[High Dimensional Statistics] Maximum Mean Discrepancy(MMD)

Date :     Updated :

References

  • Yonsei univ. STA9104 : Statistical theory for high dimensional and big data
  • A Kernel two-sample test , Gretton, 2012.

1. Introduction

1. 1. Two sample test problem setting

$X_1, \cdots, X_n \overset{iid}{\sim} p$ and $Y_1, \cdots, Y_n \overset{iid}{\sim} q$


Hypothesis : $H_0 : p=q \quad, \quad H_1 : p \neq q$


  • classical method to test two-sample test.

    there are many classical ways for two-sample test. It include,

    1. t-test, in case of 1-dimensional
    2. Hotelling $T - squared$ test , which is generalization of t-test into $\mathbb{R}^d$
      • However, it only applies when $n<d$ and only sensitive to mean difference
    3. Tests based on empirical CDF, e.g. K.S. test and CVM test
      • Sensitive to any difference in distribution,
      • However, hard to generalize to $\mathbb{R}^d$


  • MMD solve a lot of problems.
    1. It workd well for multivariate data
    2. It is sensitive to general alternatives
    3. It is easy to estimate
    4. It is an example of IPM (Intergral Probability Metrics)


1.2. Integral Probability Metrics(IPM)

Definition (Integral Probability Metrics) for a class if function $\mathcal{F}$, IPM between $p$ and $q$ is defined as

\[IPM(p,q) = \underset{f \in \mathcal{F}}{sup} \bigg \vert \mathbb{E}_p [f(x)] - \mathbb{E}_q [f(x)] \bigg\vert\]

Examples are total variation distance, wasserstein distance, kolmogorov distance.

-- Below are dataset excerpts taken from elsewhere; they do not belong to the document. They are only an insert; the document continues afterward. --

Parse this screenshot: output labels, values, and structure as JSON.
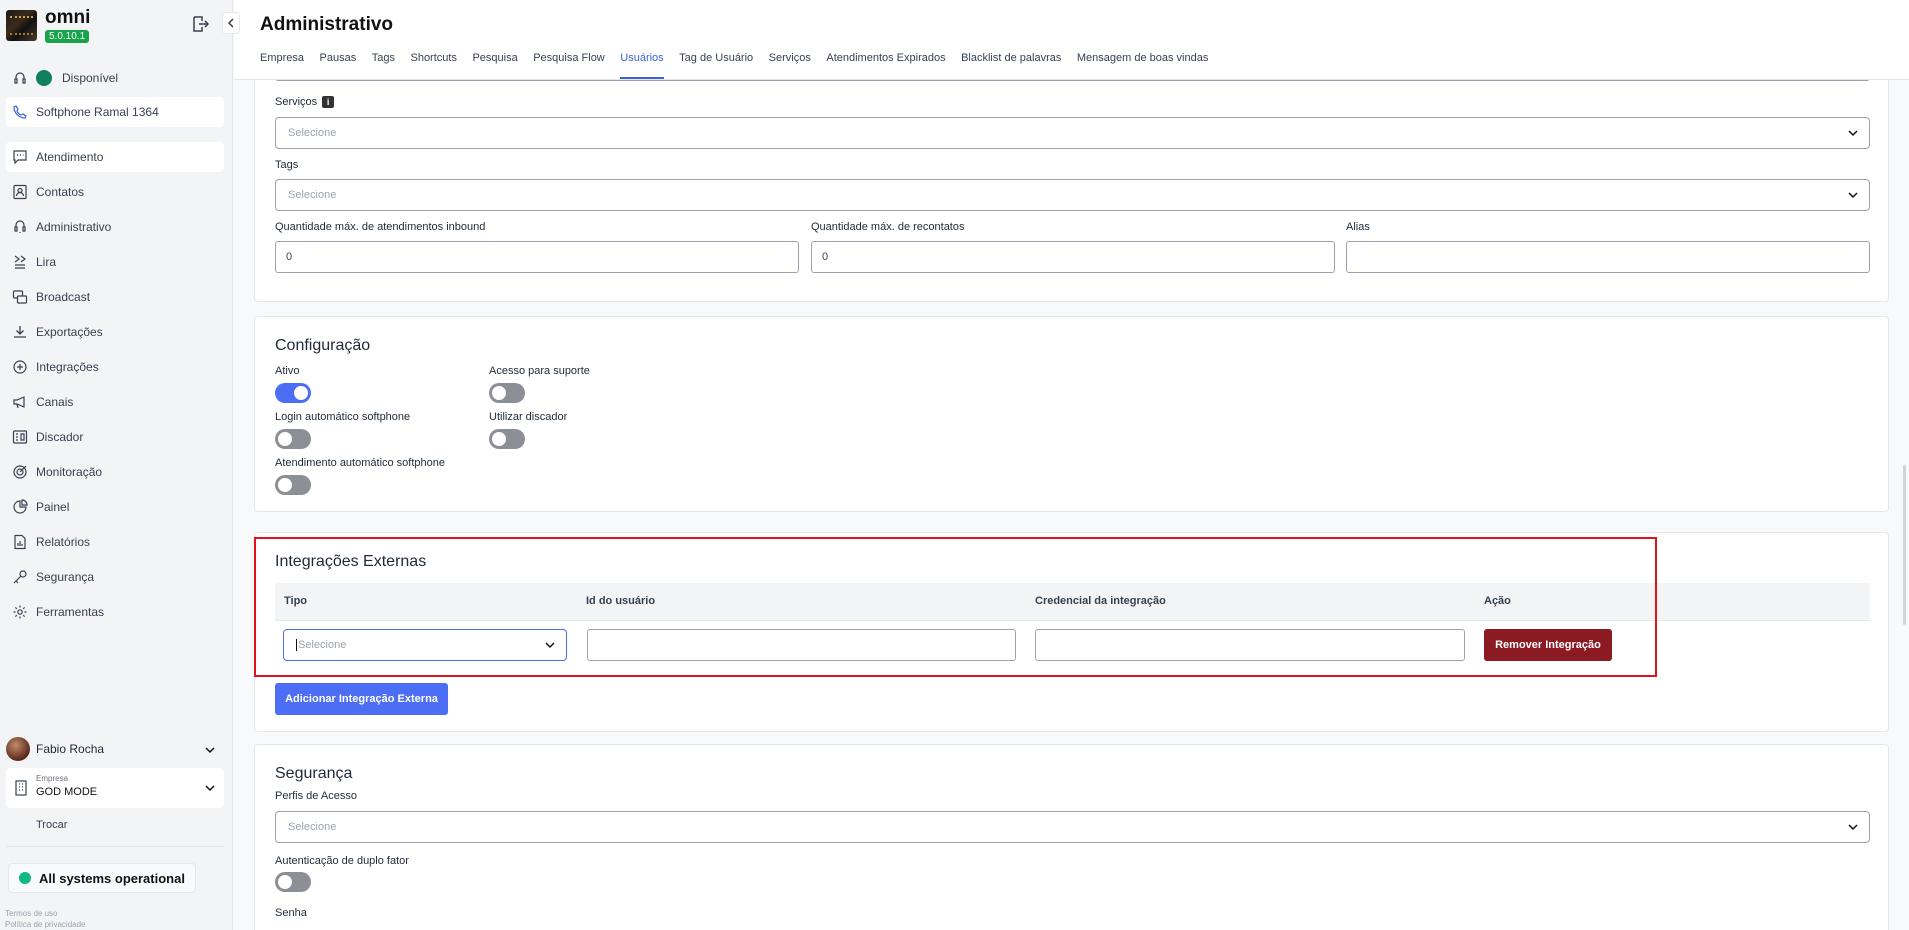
{
  "app": {
    "name": "omni",
    "version": "5.0.10.1"
  },
  "sidebar": {
    "status": "Disponível",
    "softphone": "Softphone Ramal 1364",
    "items": [
      {
        "label": "Atendimento",
        "icon": "chat-icon"
      },
      {
        "label": "Contatos",
        "icon": "contacts-icon"
      },
      {
        "label": "Administrativo",
        "icon": "admin-icon"
      },
      {
        "label": "Lira",
        "icon": "lira-icon"
      },
      {
        "label": "Broadcast",
        "icon": "broadcast-icon"
      },
      {
        "label": "Exportações",
        "icon": "download-icon"
      },
      {
        "label": "Integrações",
        "icon": "integrations-icon"
      },
      {
        "label": "Canais",
        "icon": "megaphone-icon"
      },
      {
        "label": "Discador",
        "icon": "dialer-icon"
      },
      {
        "label": "Monitoração",
        "icon": "target-icon"
      },
      {
        "label": "Painel",
        "icon": "pie-icon"
      },
      {
        "label": "Relatórios",
        "icon": "report-icon"
      },
      {
        "label": "Segurança",
        "icon": "key-icon"
      },
      {
        "label": "Ferramentas",
        "icon": "gear-icon"
      }
    ],
    "user": "Fabio Rocha",
    "company_label": "Empresa",
    "company_name": "GOD MODE",
    "switch_label": "Trocar",
    "system_status": "All systems operational",
    "terms": "Termos de uso",
    "privacy": "Política de privacidade"
  },
  "header": {
    "title": "Administrativo",
    "tabs": [
      "Empresa",
      "Pausas",
      "Tags",
      "Shortcuts",
      "Pesquisa",
      "Pesquisa Flow",
      "Usuários",
      "Tag de Usuário",
      "Serviços",
      "Atendimentos Expirados",
      "Blacklist de palavras",
      "Mensagem de boas vindas"
    ],
    "active_tab": "Usuários"
  },
  "user_form": {
    "services_label": "Serviços",
    "services_placeholder": "Selecione",
    "tags_label": "Tags",
    "tags_placeholder": "Selecione",
    "max_inbound_label": "Quantidade máx. de atendimentos inbound",
    "max_inbound_value": "0",
    "max_recontacts_label": "Quantidade máx. de recontatos",
    "max_recontacts_value": "0",
    "alias_label": "Alias",
    "alias_value": ""
  },
  "config": {
    "title": "Configuração",
    "active_label": "Ativo",
    "active": true,
    "support_label": "Acesso para suporte",
    "support": false,
    "auto_login_label": "Login automático softphone",
    "auto_login": false,
    "dialer_label": "Utilizar discador",
    "dialer": false,
    "auto_answer_label": "Atendimento automático softphone",
    "auto_answer": false
  },
  "integrations": {
    "title": "Integrações Externas",
    "columns": [
      "Tipo",
      "Id do usuário",
      "Credencial da integração",
      "Ação"
    ],
    "row": {
      "type_placeholder": "Selecione",
      "user_id": "",
      "credential": ""
    },
    "remove_label": "Remover Integração",
    "add_label": "Adicionar Integração Externa"
  },
  "security": {
    "title": "Segurança",
    "profiles_label": "Perfis de Acesso",
    "profiles_placeholder": "Selecione",
    "two_factor_label": "Autenticação de duplo fator",
    "two_factor": false,
    "password_label": "Senha"
  },
  "colors": {
    "primary": "#4c6ef5",
    "danger": "#8b1a23",
    "highlight": "#e0121b",
    "status": "#10805a"
  }
}
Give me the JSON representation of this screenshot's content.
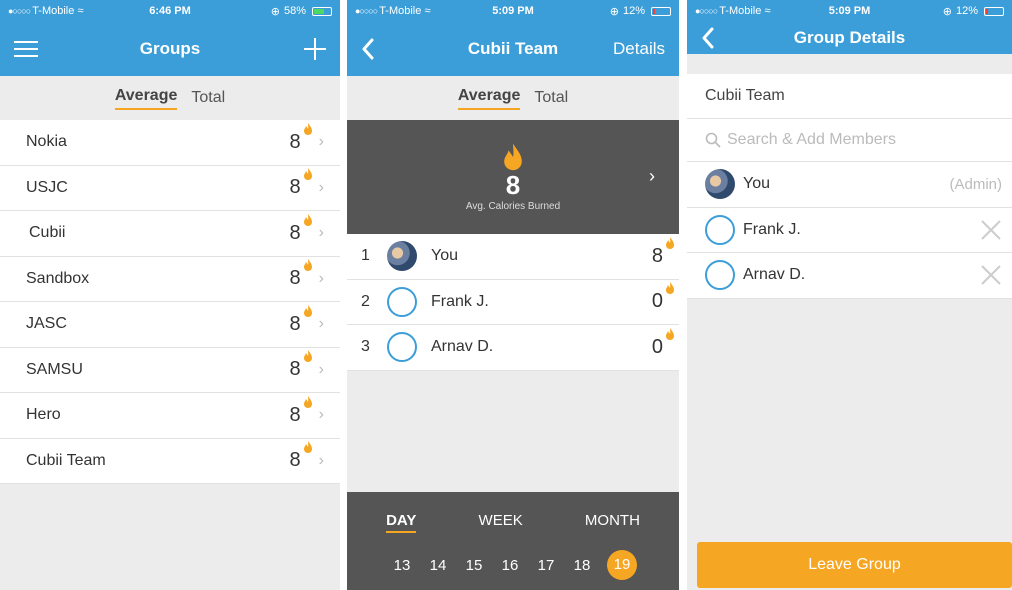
{
  "colors": {
    "primary": "#3c9ed8",
    "accent": "#f5a623",
    "dark_panel": "#555555"
  },
  "screen1": {
    "status": {
      "carrier": "T-Mobile",
      "time": "6:46 PM",
      "battery": "58%"
    },
    "nav": {
      "title": "Groups",
      "left_icon": "hamburger-menu-icon",
      "right_icon": "plus-icon"
    },
    "tabs": [
      {
        "label": "Average",
        "active": true
      },
      {
        "label": "Total",
        "active": false
      }
    ],
    "groups": [
      {
        "name": "Nokia",
        "score": "8"
      },
      {
        "name": "USJC",
        "score": "8"
      },
      {
        "name": "Cubii",
        "score": "8"
      },
      {
        "name": "Sandbox",
        "score": "8"
      },
      {
        "name": "JASC",
        "score": "8"
      },
      {
        "name": "SAMSU",
        "score": "8"
      },
      {
        "name": "Hero",
        "score": "8"
      },
      {
        "name": "Cubii Team",
        "score": "8"
      }
    ]
  },
  "screen2": {
    "status": {
      "carrier": "T-Mobile",
      "time": "5:09 PM",
      "battery": "12%"
    },
    "nav": {
      "title": "Cubii Team",
      "back_icon": "back-chevron-icon",
      "right_label": "Details"
    },
    "tabs": [
      {
        "label": "Average",
        "active": true
      },
      {
        "label": "Total",
        "active": false
      }
    ],
    "summary": {
      "value": "8",
      "label": "Avg. Calories Burned",
      "icon": "flame-icon"
    },
    "members": [
      {
        "rank": "1",
        "name": "You",
        "score": "8",
        "avatar": "photo"
      },
      {
        "rank": "2",
        "name": "Frank J.",
        "score": "0",
        "avatar": "empty"
      },
      {
        "rank": "3",
        "name": "Arnav D.",
        "score": "0",
        "avatar": "empty"
      }
    ],
    "periods": [
      {
        "label": "DAY",
        "active": true
      },
      {
        "label": "WEEK",
        "active": false
      },
      {
        "label": "MONTH",
        "active": false
      }
    ],
    "dates": [
      {
        "label": "13",
        "active": false
      },
      {
        "label": "14",
        "active": false
      },
      {
        "label": "15",
        "active": false
      },
      {
        "label": "16",
        "active": false
      },
      {
        "label": "17",
        "active": false
      },
      {
        "label": "18",
        "active": false
      },
      {
        "label": "19",
        "active": true
      }
    ]
  },
  "screen3": {
    "status": {
      "carrier": "T-Mobile",
      "time": "5:09 PM",
      "battery": "12%"
    },
    "nav": {
      "title": "Group Details",
      "back_icon": "back-chevron-icon"
    },
    "group_name": "Cubii Team",
    "search_placeholder": "Search & Add Members",
    "members": [
      {
        "name": "You",
        "role": "(Admin)",
        "avatar": "photo"
      },
      {
        "name": "Frank J.",
        "avatar": "empty",
        "action_icon": "remove-x-icon"
      },
      {
        "name": "Arnav D.",
        "avatar": "empty",
        "action_icon": "remove-x-icon"
      }
    ],
    "leave_button": "Leave Group"
  }
}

2. Maximun Mean Discrepancy(MMD)

  • If $\mathcal{F}$ is too larger, it is difficult to estimate IPM($p,q$). Also, if $\mathcal{F}$ is too small, $IPM (p,q)=0$ even if $p \neq q$.

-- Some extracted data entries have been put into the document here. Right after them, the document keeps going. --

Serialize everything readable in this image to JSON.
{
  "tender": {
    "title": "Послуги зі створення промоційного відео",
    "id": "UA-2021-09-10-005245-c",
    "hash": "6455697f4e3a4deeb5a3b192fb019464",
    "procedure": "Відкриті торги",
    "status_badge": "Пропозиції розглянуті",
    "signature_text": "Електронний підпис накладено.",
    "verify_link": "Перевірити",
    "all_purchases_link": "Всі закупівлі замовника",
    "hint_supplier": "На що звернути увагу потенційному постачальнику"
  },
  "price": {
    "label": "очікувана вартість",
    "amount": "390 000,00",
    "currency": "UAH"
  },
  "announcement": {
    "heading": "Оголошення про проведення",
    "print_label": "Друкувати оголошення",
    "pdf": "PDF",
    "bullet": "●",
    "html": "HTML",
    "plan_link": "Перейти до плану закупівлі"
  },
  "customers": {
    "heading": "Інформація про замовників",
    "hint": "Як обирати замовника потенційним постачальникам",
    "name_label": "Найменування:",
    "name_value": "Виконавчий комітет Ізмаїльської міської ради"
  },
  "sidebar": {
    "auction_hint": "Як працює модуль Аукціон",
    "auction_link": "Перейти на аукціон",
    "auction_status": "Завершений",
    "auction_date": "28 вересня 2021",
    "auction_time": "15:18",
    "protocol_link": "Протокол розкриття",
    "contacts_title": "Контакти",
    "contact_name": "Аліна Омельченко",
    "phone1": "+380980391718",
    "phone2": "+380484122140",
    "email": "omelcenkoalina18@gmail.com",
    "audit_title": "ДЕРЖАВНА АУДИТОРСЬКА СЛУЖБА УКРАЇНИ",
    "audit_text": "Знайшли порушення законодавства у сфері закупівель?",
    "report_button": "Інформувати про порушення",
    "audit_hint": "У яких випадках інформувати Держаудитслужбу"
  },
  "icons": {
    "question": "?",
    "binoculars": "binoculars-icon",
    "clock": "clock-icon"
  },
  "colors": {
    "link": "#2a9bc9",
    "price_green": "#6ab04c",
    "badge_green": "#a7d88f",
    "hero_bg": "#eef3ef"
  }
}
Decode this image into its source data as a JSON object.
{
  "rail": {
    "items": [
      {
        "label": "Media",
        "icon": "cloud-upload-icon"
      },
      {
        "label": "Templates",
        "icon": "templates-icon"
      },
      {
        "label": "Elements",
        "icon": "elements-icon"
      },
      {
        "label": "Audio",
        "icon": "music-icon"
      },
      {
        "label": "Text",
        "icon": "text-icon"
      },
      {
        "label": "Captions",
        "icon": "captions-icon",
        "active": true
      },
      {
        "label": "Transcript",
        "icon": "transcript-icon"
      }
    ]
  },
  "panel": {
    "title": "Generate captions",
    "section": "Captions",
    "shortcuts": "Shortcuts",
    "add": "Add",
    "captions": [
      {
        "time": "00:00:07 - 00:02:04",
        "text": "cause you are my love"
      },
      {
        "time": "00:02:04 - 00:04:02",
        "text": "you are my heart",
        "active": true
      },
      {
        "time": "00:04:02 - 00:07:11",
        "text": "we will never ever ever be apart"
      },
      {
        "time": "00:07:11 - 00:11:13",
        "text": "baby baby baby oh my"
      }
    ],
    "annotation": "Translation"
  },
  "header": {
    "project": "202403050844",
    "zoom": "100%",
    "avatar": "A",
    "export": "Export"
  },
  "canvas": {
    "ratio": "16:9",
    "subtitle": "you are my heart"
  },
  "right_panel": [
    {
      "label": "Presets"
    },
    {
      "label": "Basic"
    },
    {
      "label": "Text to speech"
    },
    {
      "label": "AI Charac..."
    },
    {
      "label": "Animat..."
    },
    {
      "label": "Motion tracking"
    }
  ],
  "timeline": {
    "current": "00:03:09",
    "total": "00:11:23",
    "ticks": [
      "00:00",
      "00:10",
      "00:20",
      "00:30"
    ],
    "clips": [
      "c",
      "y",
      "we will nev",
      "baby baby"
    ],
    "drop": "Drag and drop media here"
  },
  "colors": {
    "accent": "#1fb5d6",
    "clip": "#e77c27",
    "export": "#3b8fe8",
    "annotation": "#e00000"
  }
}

  • MMD takes middle ground between these two extremes,

    It takes $\mathcal{F}$ to be a unit ball in a RKHS $\mathcal{H}$


2.1. Reproducin Kernel Hilbert space

Definition (Reproducing kernel Hibert space)

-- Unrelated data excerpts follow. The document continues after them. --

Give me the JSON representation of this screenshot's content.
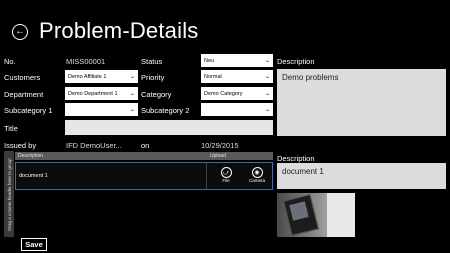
{
  "header": {
    "title": "Problem-Details",
    "back_icon": "arrow-left-icon"
  },
  "form": {
    "no_label": "No.",
    "no_value": "MISS00001",
    "customers_label": "Customers",
    "customers_value": "Demo Affiliate 1",
    "department_label": "Department",
    "department_value": "Demo Department 1",
    "subcategory1_label": "Subcategory 1",
    "subcategory1_value": "",
    "title_label": "Title",
    "title_value": "",
    "issued_by_label": "Issued by",
    "issued_by_value": "IFD DemoUser...",
    "on_label": "on",
    "on_value": "10/29/2015",
    "status_label": "Status",
    "status_value": "Neu",
    "priority_label": "Priority",
    "priority_value": "Normal",
    "category_label": "Category",
    "category_value": "Demo Category",
    "subcategory2_label": "Subcategory 2",
    "subcategory2_value": "",
    "description_label": "Description",
    "description_value": "Demo problems"
  },
  "documents": {
    "group_hint": "Drag a column header here to group",
    "columns": [
      "Description",
      "Upload"
    ],
    "rows": [
      {
        "description": "document 1",
        "file_label": "File",
        "camera_label": "Camera"
      }
    ],
    "detail_description_label": "Description",
    "detail_description_value": "document 1"
  },
  "footer": {
    "save_label": "Save"
  }
}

A RKHS is a Hilber space $\mathcal{F}$ defined with an inner product $< \cdot, \cdot >_{\mathcal{F}}$ where it has a reproducing kernel property

\(\begin{align} \mathcal{k} : \chi \times \chi \longrightarrow &\mathbb{R} \quad such \quad that \\ \forall x \in \chi ,\quad \forall f \in \mathcal{F}, \quad &\underbrace{<f(x), \mathcal{k}(:, x)>_{\mathcal{F}} = f(x)}_{Reprodcing \quad Property} \end{align}\)

2.2. Definition of MMD

Definition (Maximun Mean Discrepancy)

Let $\mathcal{F}$ to be a unit ball in a RKHS such that $\forall f \in \mathcal{F}$ , $\vert \vert f \vert \vert_{\mathcal{F}} = \sqrt{<f,f>_\mathcal{F}} \leq1$.Then,

\[MMD(p,q) = \underset{f\in\mathcal{F}}{sup} \bigg\vert \mathbb{E}_p [f(x)] - \mathbb{E}_q [f(x)] \bigg\vert\]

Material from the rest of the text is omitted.